Somente se os resultados forem suficientemente sólidos, passará para uma segunda fase utilizando dados em tempo real das temporadas atuais.
Os pesquisadores estão estudando questões tão complexas como as diferenças entre medidores de potência, erros de calibração, especialização dos corredores, dinâmicas de corrida ou a relação entre os dados de treinamento e competição.
Um dos conceitos centrais do estudo são as denominadas “atuações excedentes” (excess performances), ou seja, desempenhos que se afastam da evolução esperada de um corredor quando comparados com atletas de características e idades similares.
A ITA defende o projeto
Benjamin Cohen, diretor geral da ITA, defendeu esta semana a iniciativa e lembrou que os dados de potência fazem parte do debate antidopagem no ciclismo há anos.
“Os dados de potência fazem parte da conversa no ciclismo há muitos anos. São uma das ferramentas de desempenho mais utilizadas neste esporte, mas até agora sua potencial contribuição à luta antidopagem mal foi explorada”.
Cohen acrescentou: “Graças ao compromisso dos corredores, das equipes e de especialistas reconhecidos, agora temos a oportunidade de avaliar esse potencial por meio de um processo científico estruturado e determinar se pode complementar de forma significativa as ferramentas antidopagem no futuro”.

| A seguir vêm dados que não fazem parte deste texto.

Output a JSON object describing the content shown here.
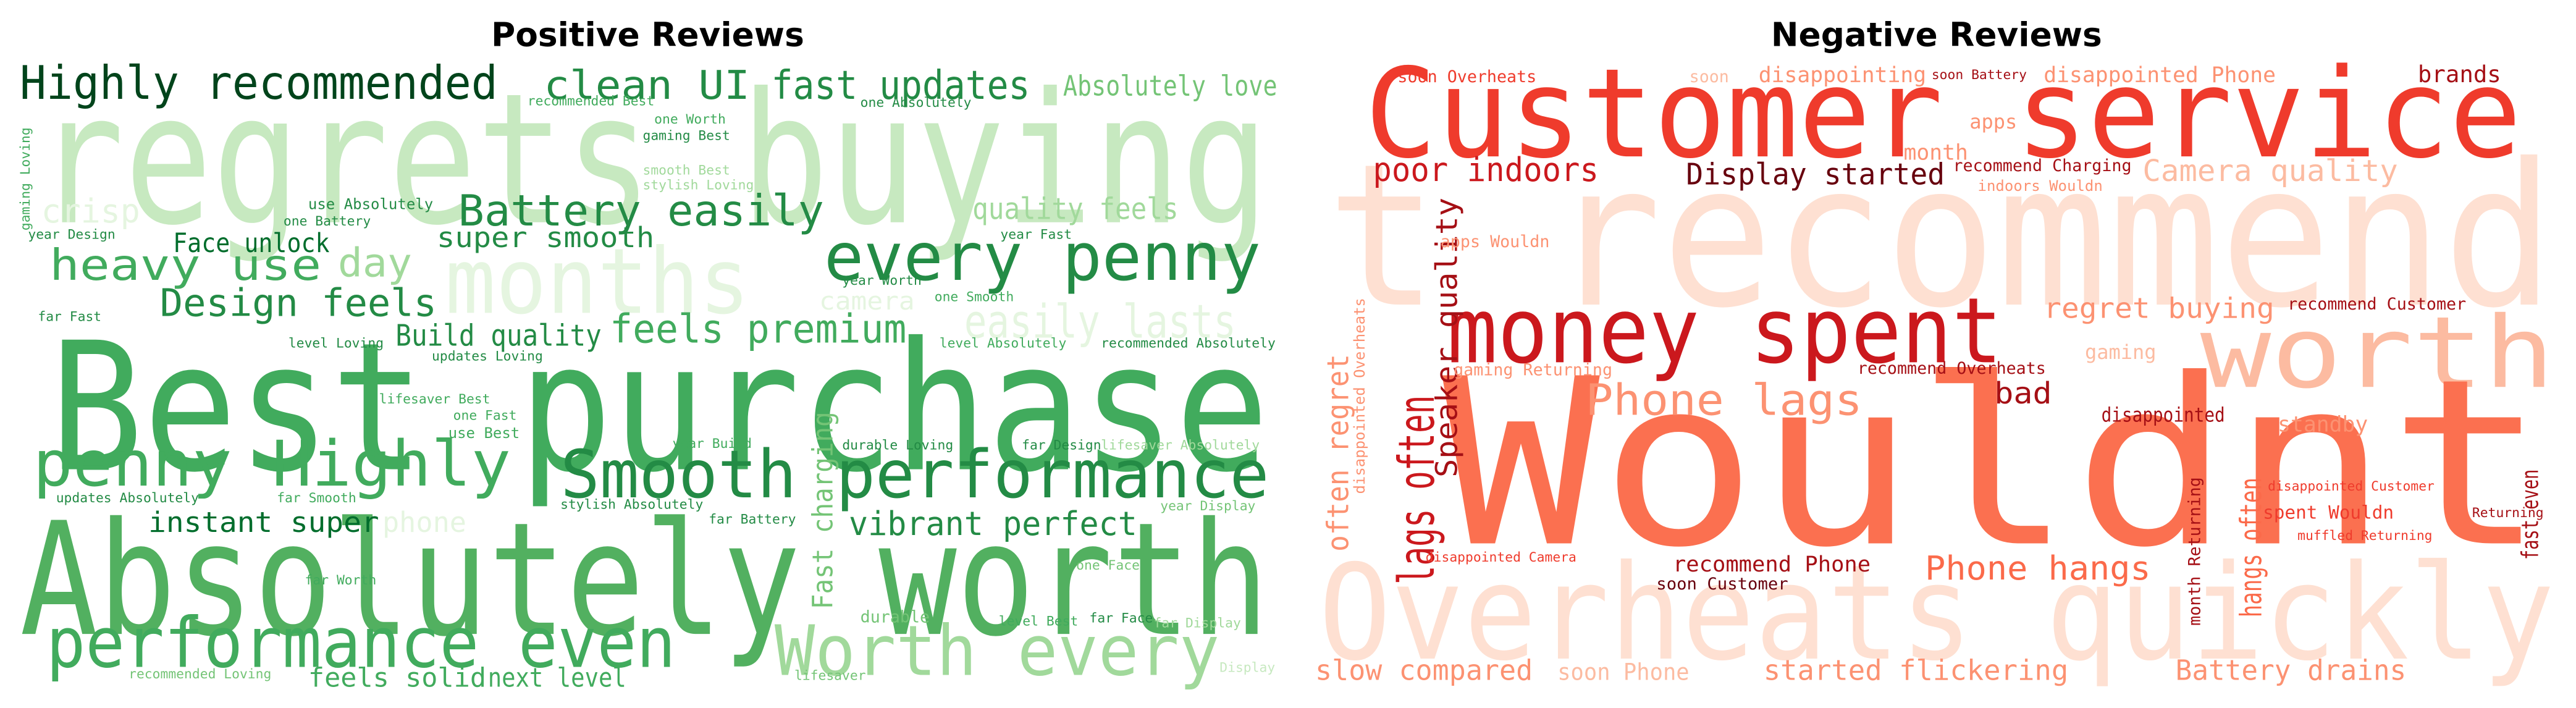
{
  "chart_data": [
    {
      "type": "wordcloud",
      "title": "Positive Reviews",
      "words": [
        {
          "text": "regrets buying",
          "color": "#c7e9c0"
        },
        {
          "text": "Best purchase",
          "color": "#41ab5d"
        },
        {
          "text": "Absolutely worth",
          "color": "#52b060"
        },
        {
          "text": "Highly recommended",
          "color": "#00441b"
        },
        {
          "text": "clean UI",
          "color": "#238b45"
        },
        {
          "text": "fast updates",
          "color": "#238b45"
        },
        {
          "text": "Absolutely love",
          "color": "#74c476"
        },
        {
          "text": "months",
          "color": "#e5f5e0"
        },
        {
          "text": "every penny",
          "color": "#238b45"
        },
        {
          "text": "Battery easily",
          "color": "#238b45"
        },
        {
          "text": "heavy use",
          "color": "#41ab5d"
        },
        {
          "text": "day",
          "color": "#a1d99b"
        },
        {
          "text": "Face unlock",
          "color": "#006d2c"
        },
        {
          "text": "super smooth",
          "color": "#238b45"
        },
        {
          "text": "quality feels",
          "color": "#a1d99b"
        },
        {
          "text": "crisp",
          "color": "#e5f5e0"
        },
        {
          "text": "Design feels",
          "color": "#238b45"
        },
        {
          "text": "easily lasts",
          "color": "#e5f5e0"
        },
        {
          "text": "camera",
          "color": "#e5f5e0"
        },
        {
          "text": "feels premium",
          "color": "#41ab5d"
        },
        {
          "text": "Build quality",
          "color": "#238b45"
        },
        {
          "text": "penny Highly",
          "color": "#41ab5d"
        },
        {
          "text": "Smooth performance",
          "color": "#238b45"
        },
        {
          "text": "vibrant perfect",
          "color": "#238b45"
        },
        {
          "text": "instant super",
          "color": "#006d2c"
        },
        {
          "text": "phone",
          "color": "#e5f5e0"
        },
        {
          "text": "performance even",
          "color": "#41ab5d"
        },
        {
          "text": "Worth every",
          "color": "#a1d99b"
        },
        {
          "text": "feels solid",
          "color": "#41ab5d"
        },
        {
          "text": "next level",
          "color": "#41ab5d"
        },
        {
          "text": "Fast charging",
          "color": "#74c476"
        },
        {
          "text": "use Absolutely",
          "color": "#238b45"
        },
        {
          "text": "one Worth",
          "color": "#41ab5d"
        },
        {
          "text": "one Absolutely",
          "color": "#238b45"
        },
        {
          "text": "recommended Best",
          "color": "#41ab5d"
        },
        {
          "text": "gaming Best",
          "color": "#238b45"
        },
        {
          "text": "smooth Best",
          "color": "#a1d99b"
        },
        {
          "text": "stylish Loving",
          "color": "#a1d99b"
        },
        {
          "text": "one Battery",
          "color": "#238b45"
        },
        {
          "text": "year Design",
          "color": "#238b45"
        },
        {
          "text": "year Fast",
          "color": "#238b45"
        },
        {
          "text": "year Worth",
          "color": "#238b45"
        },
        {
          "text": "one Smooth",
          "color": "#41ab5d"
        },
        {
          "text": "far Fast",
          "color": "#238b45"
        },
        {
          "text": "level Loving",
          "color": "#238b45"
        },
        {
          "text": "updates Loving",
          "color": "#238b45"
        },
        {
          "text": "level Absolutely",
          "color": "#41ab5d"
        },
        {
          "text": "recommended Absolutely",
          "color": "#238b45"
        },
        {
          "text": "lifesaver Best",
          "color": "#41ab5d"
        },
        {
          "text": "one Fast",
          "color": "#41ab5d"
        },
        {
          "text": "use Best",
          "color": "#41ab5d"
        },
        {
          "text": "year Build",
          "color": "#41ab5d"
        },
        {
          "text": "durable Loving",
          "color": "#238b45"
        },
        {
          "text": "far Design",
          "color": "#238b45"
        },
        {
          "text": "lifesaver Absolutely",
          "color": "#a1d99b"
        },
        {
          "text": "updates Absolutely",
          "color": "#238b45"
        },
        {
          "text": "far Smooth",
          "color": "#41ab5d"
        },
        {
          "text": "stylish Absolutely",
          "color": "#238b45"
        },
        {
          "text": "far Battery",
          "color": "#238b45"
        },
        {
          "text": "year Display",
          "color": "#74c476"
        },
        {
          "text": "one Face",
          "color": "#74c476"
        },
        {
          "text": "far Worth",
          "color": "#41ab5d"
        },
        {
          "text": "durable",
          "color": "#74c476"
        },
        {
          "text": "level Best",
          "color": "#41ab5d"
        },
        {
          "text": "far Face",
          "color": "#238b45"
        },
        {
          "text": "far Display",
          "color": "#a1d99b"
        },
        {
          "text": "recommended Loving",
          "color": "#74c476"
        },
        {
          "text": "lifesaver",
          "color": "#74c476"
        },
        {
          "text": "Display",
          "color": "#c7e9c0"
        },
        {
          "text": "gaming Loving",
          "color": "#41ab5d"
        }
      ]
    },
    {
      "type": "wordcloud",
      "title": "Negative Reviews",
      "words": [
        {
          "text": "t recommend",
          "color": "#fee0d2"
        },
        {
          "text": "Customer service",
          "color": "#ef3b2c"
        },
        {
          "text": "money spent",
          "color": "#cb181d"
        },
        {
          "text": "worth",
          "color": "#fcbba1"
        },
        {
          "text": "Wouldnt",
          "color": "#fb7050"
        },
        {
          "text": "Overheats quickly",
          "color": "#fee0d2"
        },
        {
          "text": "poor indoors",
          "color": "#cb181d"
        },
        {
          "text": "Display started",
          "color": "#67000d"
        },
        {
          "text": "Camera quality",
          "color": "#fcbba1"
        },
        {
          "text": "regret buying",
          "color": "#fc9272"
        },
        {
          "text": "Phone lags",
          "color": "#fc9272"
        },
        {
          "text": "bad",
          "color": "#a50f15"
        },
        {
          "text": "disappointed",
          "color": "#a50f15"
        },
        {
          "text": "Phone hangs",
          "color": "#fb6a4a"
        },
        {
          "text": "recommend Phone",
          "color": "#a50f15"
        },
        {
          "text": "soon Customer",
          "color": "#67000d"
        },
        {
          "text": "slow compared",
          "color": "#fc9272"
        },
        {
          "text": "soon Phone",
          "color": "#fcbba1"
        },
        {
          "text": "started flickering",
          "color": "#fc9272"
        },
        {
          "text": "Battery drains",
          "color": "#fc9272"
        },
        {
          "text": "lags often",
          "color": "#cb181d"
        },
        {
          "text": "often regret",
          "color": "#fc9272"
        },
        {
          "text": "Speaker quality",
          "color": "#a50f15"
        },
        {
          "text": "hangs often",
          "color": "#fb6a4a"
        },
        {
          "text": "fast even",
          "color": "#a50f15"
        },
        {
          "text": "brands",
          "color": "#a50f15"
        },
        {
          "text": "disappointing",
          "color": "#fc9272"
        },
        {
          "text": "disappointed Phone",
          "color": "#fc9272"
        },
        {
          "text": "soon Overheats",
          "color": "#ef3b2c"
        },
        {
          "text": "soon",
          "color": "#fcbba1"
        },
        {
          "text": "soon Battery",
          "color": "#a50f15"
        },
        {
          "text": "apps",
          "color": "#fc9272"
        },
        {
          "text": "month",
          "color": "#fc9272"
        },
        {
          "text": "recommend Charging",
          "color": "#a50f15"
        },
        {
          "text": "indoors Wouldn",
          "color": "#fc9272"
        },
        {
          "text": "recommend Customer",
          "color": "#a50f15"
        },
        {
          "text": "gaming",
          "color": "#fcbba1"
        },
        {
          "text": "recommend Overheats",
          "color": "#a50f15"
        },
        {
          "text": "standby",
          "color": "#fc9272"
        },
        {
          "text": "disappointed Customer",
          "color": "#ef3b2c"
        },
        {
          "text": "spent Wouldn",
          "color": "#ef3b2c"
        },
        {
          "text": "Returning",
          "color": "#a50f15"
        },
        {
          "text": "muffled Returning",
          "color": "#ef3b2c"
        },
        {
          "text": "apps Wouldn",
          "color": "#fc9272"
        },
        {
          "text": "gaming Returning",
          "color": "#fc9272"
        },
        {
          "text": "disappointed Camera",
          "color": "#ef3b2c"
        },
        {
          "text": "month Returning",
          "color": "#a50f15"
        },
        {
          "text": "disappointed Overheats",
          "color": "#fc9272"
        }
      ]
    }
  ]
}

Um projeto que continua gerando rejeição entre os corredores
A confirmação de que várias equipes já participam do ensaio chega apenas alguns meses depois das duras críticas feitas por Adam Hansen no podcast Domestique Hotseat.
Então, o presidente da CPA foi categórico:
“A posição da CPA é muito clara: estamos 100% contra isso e também os corredores”.
Hansen questionava especialmente o que aconteceria quando um corredor não pudesse entregar seus dados por falhas técnicas, erros de sincronização ou problemas com os dispositivos, além de alertar sobre a dificuldade de interpretar os dados de potência de forma isolada em um esporte onde intervêm múltiplos fatores fisiológicos e de treinamento.
Por enquanto, a ITA insiste que se trata apenas de um estudo científico de viabilidade. No entanto, o próprio organismo reconhece que, se os resultados forem satisfatórios e posteriormente receberem a aprovação da UCI, o regulamento poderá ser modificado para tornar obrigatória a entrega de dados de potência por parte de todos os ciclistas profissionais masculinos.
O que há alguns meses parecia uma proposta teórica já está sendo testada com corredores do WorldTour. A questão agora é se esses milhões de dados gerados pelos medidores de potência acabarão se tornando uma nova peça do sistema antidopagem do ciclismo profissional.